Sunday, May 29, 2011

The Wedding Tree

All right, I'll admit it, here's one of my secrets: I have a special, very feminine tree that I like to hug. It comforts me to tuck my head against her tree belly, and look up and down the coast, peeking out at the world as if from behind Mama, holding onto her skirts.

This small oak grows on the point below below us, on a finger of land forming the side of one of Partington's many small canyons. She's been festooned with prayer flags and slightly pruned for a nice trim shape. She's witnessed the words of lovers, sheltered sunset watchers, and been the subject of many mystical landscape paintings.

Big Sur's mountain ridges spread away from her to the north and south, her backdrop is the ever-changing ocean and sky. From under her branches, I feel a frisson of vertigo, as if I was a red-tailed hawk swooping down towards the sea.

Probably the most interesting (and most often commented on) aspect of the Wedding Tree is that if you look at her with soft eyes, she is in fact a woman, her torso plunged into the land, legs reaching up into the air. She has an upside down "muffin top" and a serious belly button. The question, as my painter friend wondered, is whether she is diving down into the earth, or jumping up out of it.

Maybe she's doing handsprings, leaping from ridge to ridge over the ages, or maybe she's an Esalen tribal princess, transformed into an oak in some ancient, indigenous fairy tale. Either way, she is our Tree Goddess.

One morning last week I woke up like the rest of the world: after listening to city sounds in my bed, I drank a cup of coffee, walked out onto the street, got in my car and drove to an office building, where I talked about the business world all day.

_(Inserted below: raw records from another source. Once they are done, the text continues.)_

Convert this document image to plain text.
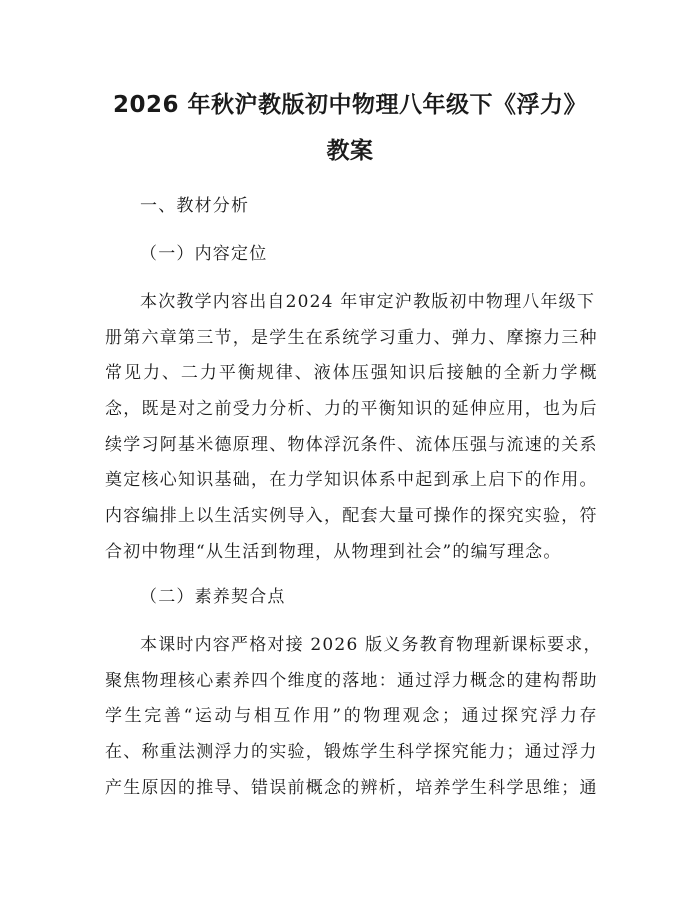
2026 年秋沪教版初中物理八年级下《浮力》
教案
一、教材分析
（一）内容定位
本次教学内容出自2024 年审定沪教版初中物理八年级下
册第六章第三节，是学生在系统学习重力、弹力、摩擦力三种
常见力、二力平衡规律、液体压强知识后接触的全新力学概
念，既是对之前受力分析、力的平衡知识的延伸应用，也为后
续学习阿基米德原理、物体浮沉条件、流体压强与流速的关系
奠定核心知识基础，在力学知识体系中起到承上启下的作用。
内容编排上以生活实例导入，配套大量可操作的探究实验，符
合初中物理“从生活到物理，从物理到社会”的编写理念。
（二）素养契合点
本课时内容严格对接 2026 版义务教育物理新课标要求，
聚焦物理核心素养四个维度的落地：通过浮力概念的建构帮助
学生完善“运动与相互作用”的物理观念；通过探究浮力存
在、称重法测浮力的实验，锻炼学生科学探究能力；通过浮力
产生原因的推导、错误前概念的辨析，培养学生科学思维；通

How blessed I felt when the very next morning, wearing only my bathrobe, cowboy hat and sturdy shoes, playing pied piper to my three eccentric cats (who go on walks with us) I began my day leaning against the Wedding Tree's warm tummy and soaking up the strength of her primeval thighs.

1 comment:

SurToby said...

As usual, darling one, your words evoke such a spiritual recollection. How easily the words flow from you to bring forth visions and images.